Ciò non vuol dire che i lavoratori del MOF non abbiano le loro colpe: perché protestare per un accordo del 2010 soltanto dopo la morte di un collega, non è certo un buon biglietto da visita. A conferma di ciò, arrivano le parole dal palco finale di uno di loro: “Dopo la morte di Claudio non esiste che tutto resti come prima. Ci hanno definito eroi, ma anche sciacalli. Claudio è morto anche per la nostra indifferenza e la mancanza di voglia di lottare”. Non c’erano le istituzioni locali, provinciali e regionali: un’assenza che continua a scavare il profondo solco che separa sempre di più i cittadini dalla politica e dai suoi scandalosi rappresentanti. Non c’erano i sindacati metalmeccanici Fiom Cgil, Fim Cisl e Uilm Uil: non c’erano i segretari generali, né i delegati sindacali del siderurgico, soltanto perché il corteo era organizzato dall’USB, sindacato non riconosciuto, al di fuori del recinto di coloro che “hanno diritto di parola” e quindi di “rappresentanza”.

Non c’era Confindustria, sempre pronta e prona a difendere la grande industria e i suoi faraonici e deleteri progetti, ma non gli operai che quei progetti dovrebbero realizzare. Non c’erano le menti “illuminate” e “raffinatissime” dell’intellighenzia e della borghesia tarantina che negli ultimi due mesi, fingendo di essersi ricordati di essere cittadini di Taranto, si stanno in realtà riorganizzando per provare a capire dove andare a ricreare i loro interessi, visto che per decenni hanno “sapientemente” girato il volto dall’altra parte: sempre. Non c’erano i medici di base, i pediatri, o altri esponenti del campo medico: ma se Claudio Marsella fosse morto per una qualche malattia legata alle emissioni inquinanti, forse, sarebbero stati presenti. Non c’era l’intero arco ambientalista, se non per qualche esponente presente a titolo personale. Non c’erano i maggiori rappresentanti del movimento, che però un giorno sì e l’altro pure trovano il modo di far parlare di sé in televisione, sui giornali e sui social network.

A dire il vero, qualche “noto” ambientalista c’era: ma forse avrebbe fatto meglio a restare a casa, visto che per anni ha urlato contro gli operai, accusandoli di essere degli assassini sol perché lavoravano in un’azienda che con le sue emissioni inquinanti causa malattia e morte nella popolazione tarantina. Oggi, all’improvviso, arriva una solidarietà che sa tanto di becero protagonismo.

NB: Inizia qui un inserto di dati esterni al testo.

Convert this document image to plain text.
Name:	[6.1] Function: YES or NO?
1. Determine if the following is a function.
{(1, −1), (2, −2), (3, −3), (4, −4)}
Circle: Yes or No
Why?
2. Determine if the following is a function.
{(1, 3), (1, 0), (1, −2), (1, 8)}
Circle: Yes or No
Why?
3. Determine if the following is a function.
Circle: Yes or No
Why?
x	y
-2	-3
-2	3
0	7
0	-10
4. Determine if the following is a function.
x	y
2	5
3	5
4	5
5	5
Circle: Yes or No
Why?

L’assenza dei medici e degli ambientalisti, è pesante: perché lascia trapelare un messaggio sinistro davvero inquietante. Ovvero che la morte abbia un peso e un significato diverso a seconda del modo in cui arriva e non sia, invece, una privazione e un dolore uguale per tutti. Non c’erano gli operai del comitato “liberi e pensanti”: come ha fatto simpaticamente notare un componente del neonato movimento, “oggi per strada ci sono solo i cittadini, non gli operai dei liberi e pensanti”. Non c’erano i cittadini di Taranto: e non prendiamoci in giro dicendo che era sabato, che l’orario del corteo, le 14.30, era improponibile o che Marsella non era un tarantino “doc”.

La verità è che questa città è ancora lontanissima dall’aver maturato una coscienza collettiva che miri alla difesa del bene comune e della salute di ogni singolo cittadino. Perché nonostante decenni di veleni, di malattie, di morti, di incidenti sul lavoro, ognuno è ancora chiuso nel suo recinto per coltivare il suo piccolo giardino e difenderlo ad ogni costo. E l’assenza di ieri, è soltanto l’ultima di un lunghissima lista di iniziative disertate dalla città per la difesa dei suoi diritti e del territorio. Di questo passo, continuando a mandare segnali di questo tipo alle istituzioni, alla grande industria e ai suoi sodali, il futuro lo scriveranno ancora una volta loro. Ma a quel punto, nessuno osi lamentarsi. “Claudio lavorava per avere una famiglia, un futuro. Per fare tutto. Non è riuscito a fare nulla. Fate qualcosa voi, ma fatela col cuore”: l’appello sincero del fratello di Marsella, sabato è caduto nel vuoto, finendo per rimbombare lungo le pareti dei palazzi del centro desolatamente vuoto.